While the Board struggled with clumsy administrative mechanisms, Hamilton demonstrated how MHS's relationships with customs inspectors and the Revenue Cutter Service enabled a quick and effective quarantine response to smallpox aboard a Mississippi River steamboat at Fort Benton, Montana Territory (May 1882), and how MHS blocked yellow fever in Mexico from entry into Brownsville, Texas by means of a sanitary cordon hastily assembled around the region.
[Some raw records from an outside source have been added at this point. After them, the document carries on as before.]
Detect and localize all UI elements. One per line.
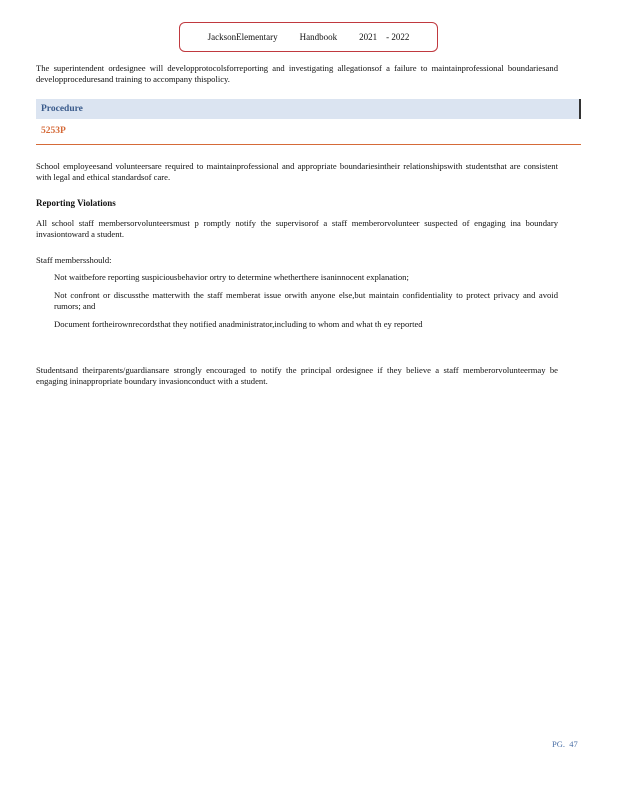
reporting-violations-heading: Reporting Violations: [36, 198, 116, 208]
staff-duties-list: [36, 272, 558, 337]
list-item-text: Not confront or discussthe matterwith the staff memberat issue orwith anyone else,but maintain confidentiality to protect privacy and avoid rumors; and: [54, 290, 558, 311]
staff-should-label: Staff membersshould:: [36, 255, 112, 265]
document-header: [179, 22, 438, 52]
list-item-text: Not waitbefore reporting suspiciousbehavior ortry to determine whetherthere isaninnocent explanation;: [54, 272, 409, 282]
list-item-text: Document fortheirownrecordsthat they notified anadministrator,including to whom and what th ey reported: [54, 319, 423, 329]
header-title: Handbook: [299, 32, 338, 42]
section-heading-bar: [36, 99, 581, 119]
header-school: JacksonElementary: [207, 32, 278, 42]
header-year-start: 2021: [359, 32, 378, 42]
page-value: 47: [569, 739, 578, 749]
students-parents-paragraph: Studentsand theirparents/guardiansare strongly encouraged to notify the principal ordesignee if they believe a staff memberorvolunteermay be engaging ininappropriate boundary invasionconduct with a student.: [36, 365, 558, 386]
list-item: [36, 319, 558, 330]
header-year-end: - 2022: [386, 32, 410, 42]
section-title: Procedure: [41, 104, 83, 114]
notify-supervisor-paragraph: All school staff membersorvolunteersmust p romptly notify the supervisorof a staff memberorvolunteer suspected of engaging ina boundary invasiontoward a student.: [36, 218, 558, 239]
page-number: [552, 739, 578, 749]
page-label: PG.: [552, 739, 565, 749]
list-item: [36, 290, 558, 312]
policy-number: 5253P: [36, 126, 581, 145]
intro-paragraph: The superintendent ordesignee will developprotocolsforreporting and investigating allegationsof a failure to maintainprofessional boundariesand developproceduresand training to accompany thispolicy.: [36, 63, 558, 84]
list-item: [36, 272, 558, 283]
header-year-range: [359, 32, 409, 42]
boundaries-paragraph: School employeesand volunteersare required to maintainprofessional and appropriate boundariesintheir relationshipswith studentsthat are consistent with legal and ethical standardsof care.: [36, 161, 558, 182]
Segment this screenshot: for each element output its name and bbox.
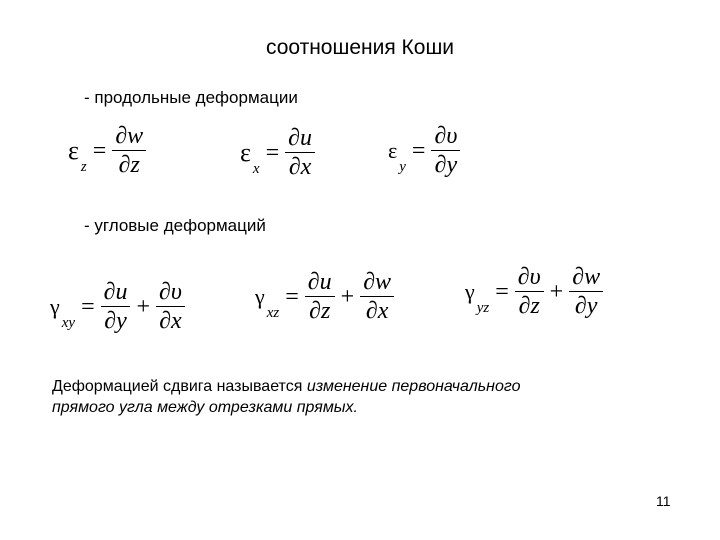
subscript-y: y (399, 159, 406, 176)
numerator: ∂u (305, 270, 335, 297)
equals-sign: = (285, 283, 299, 310)
fraction-du-dy (101, 280, 131, 334)
denominator: ∂y (434, 152, 458, 179)
numerator: ∂υ (515, 265, 544, 292)
angular-deformations-heading: - угловые деформаций (84, 216, 266, 235)
fraction-du-dx (285, 126, 315, 180)
numerator: ∂u (101, 280, 131, 307)
definition-italic-line1: изменение первоначального (306, 378, 521, 395)
subscript-xz: xz (266, 305, 280, 322)
numerator: ∂w (360, 270, 394, 297)
denominator: ∂y (104, 308, 127, 335)
gamma-symbol: γ (255, 284, 265, 310)
denominator: ∂z (309, 298, 331, 325)
fraction-dw-dx (360, 270, 394, 324)
equals-sign: = (265, 139, 280, 166)
fraction-dv-dz (515, 265, 544, 319)
formula-gamma-xy (50, 280, 185, 334)
formula-epsilon-y (388, 124, 460, 178)
fraction-dv-dy (431, 124, 460, 178)
subscript-x: x (252, 161, 260, 178)
fraction-du-dz (305, 270, 335, 324)
equals-sign: = (495, 278, 509, 305)
shear-deformation-definition (52, 376, 672, 418)
numerator: ∂w (569, 265, 603, 292)
denominator: ∂y (574, 293, 598, 320)
denominator: ∂z (118, 152, 140, 179)
equals-sign: = (81, 293, 95, 320)
subscript-xy: xy (61, 315, 76, 332)
fraction-dv-dx (156, 280, 185, 334)
formula-gamma-xz (255, 270, 394, 324)
subscript-z: z (80, 159, 87, 176)
equals-sign: = (92, 137, 107, 164)
denominator: ∂z (518, 293, 540, 320)
gamma-symbol: γ (465, 279, 475, 305)
denominator: ∂x (288, 154, 312, 181)
formula-epsilon-z (68, 124, 146, 178)
numerator: ∂υ (431, 124, 460, 151)
epsilon-symbol: ε (68, 136, 79, 166)
subscript-yz: yz (476, 300, 490, 317)
gamma-symbol: γ (50, 294, 60, 320)
denominator: ∂x (365, 298, 389, 325)
denominator: ∂x (159, 308, 182, 335)
epsilon-symbol: ε (388, 138, 398, 164)
formula-epsilon-x (240, 126, 315, 180)
page-number: 11 (656, 493, 671, 509)
epsilon-symbol: ε (240, 138, 251, 168)
definition-italic-line2: прямого угла между отрезками прямых. (52, 399, 358, 416)
definition-text: Деформацией сдвига называется (52, 378, 307, 395)
fraction-dw-dz (112, 124, 146, 178)
plus-sign: + (549, 278, 564, 305)
numerator: ∂w (112, 124, 146, 151)
slide-title: соотношения Коши (265, 36, 455, 59)
numerator: ∂υ (156, 280, 185, 307)
longitudinal-deformations-heading: - продольные деформации (84, 88, 298, 107)
fraction-dw-dy (569, 265, 603, 319)
plus-sign: + (340, 283, 355, 310)
plus-sign: + (136, 293, 151, 320)
numerator: ∂u (285, 126, 315, 153)
formula-gamma-yz (465, 265, 603, 319)
equals-sign: = (411, 137, 426, 164)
Congress recognized Hamilton's leadership and in 1882 and 1883 awarded MHS a $100,000 fund for investigating epidemics, monies that had been slated for the Board. When Billings and his colleagues attempted to revive the idea of a National Board as a new Bureau of Health within the Department of the Interior, Hamilton announced that during August 1887 MHS had established a Hygienic Laboratory (predecessor to the National Institutes of Health), where Dr. Joseph J. Kinyoun and his staff were applying the new science of bacteriology to examine cholera. In the end, the National Board of Health lost both funding and support from Congress, which gave the Board's enlarged authorities, and its quarantine stations, to MHS.

Issues surrounding the practice of quarantine drove Hamilton's work in public health. It was no coincidence that the Hygienic Laboratory began in an attic at Staten Island's Marine Hospital, near Ellis Island, the single busiest port of entry for immigrants during this period. Earlier on, Hamilton had established a Marine Hospital on Bedloe's Island, future site of the Statue of Liberty. Although MHS would not receive formal authority to issue domestic quarantines until 1893, Hamilton and his staff worked with the Congress to advance incremental changes toward a national policy. Maritime quarantine legislation (Act of August 1, 1888) strengthened the Act of 1878, adding new Federal quarantine stations along the East and West coasts; March 1891 legislation made medical inspection of immigrants part of MHS's duties; and interstate quarantine legislation (Act of March 27, 1890) gave MHS authority to establish quarantines against epidemic cholera, yellow fever, smallpox, and plague. On the request of his successor, Surgeon General Walter Wyman, Hamilton also returned to New York during the 1892 cholera pandemic, to set up a quarantine camp at Sandy Hook (Camp Low).

====Administrative reforms====
Hamilton made limited progress with the Congress realizing Woodworth's reform plans to set MHS on sound fiscal and professional moorings. The Shipping Act of June 26, 1884 replaced the hospital tax charged to merchant seamen in favor of financing health services by means of a tonnage tax on foreign ships landing in domestic ports, supplemented by deficiency appropriations. And after Hamilton issued regulations specifying competitive examinations for entrance into a corps of medical officers, the Congress formally authorized the Commissioned Corps with the Act of January 4, 1889.

He was not able, however, to win an equal footing for MHS's Commissioned Corps with the salaries and ranks accorded to military medical officers and as a result, resigned his post as Surgeon General on June 1, 1891.

===Personal life===
Hamilton was a cousin of the painter Howard Chandler Christy. Hamilton married Mary L. Frost and they had a son, Dr. Ralph A. Hamilton, and a daughter, the artist Blanche Hamilton (1880-1970), who Christy encouraged to study painting with William Merritt Chase. Hamilton was recommissioned as a Surgeon and assigned to Chicago's Marine Hospital. Hamilton led a full professional life, serving as a Professor of Surgery at his alma mater, Rush Medical College, and as editor of the new Journal of the American Medical Association (1893–1898).

Hamilton was a companion of the Military Order of the Loyal Legion of the United States by right of his father's service as a chaplain in the Civil War. He originally joined the Order as a companion of the second class, a status reserved for the eldest sons of veteran companions of the Order and succeeded his father as a companion of the first class upon his father's death.

Rather than accept an assignment to San Francisco, Hamilton resigned from MHS on November 13, 1896, and accepted the position of Superintendent of the Northern Illinois State Hospital for the Insane in Elgin, Illinois. He would end his days at the hospital, dying there on December 24, 1898.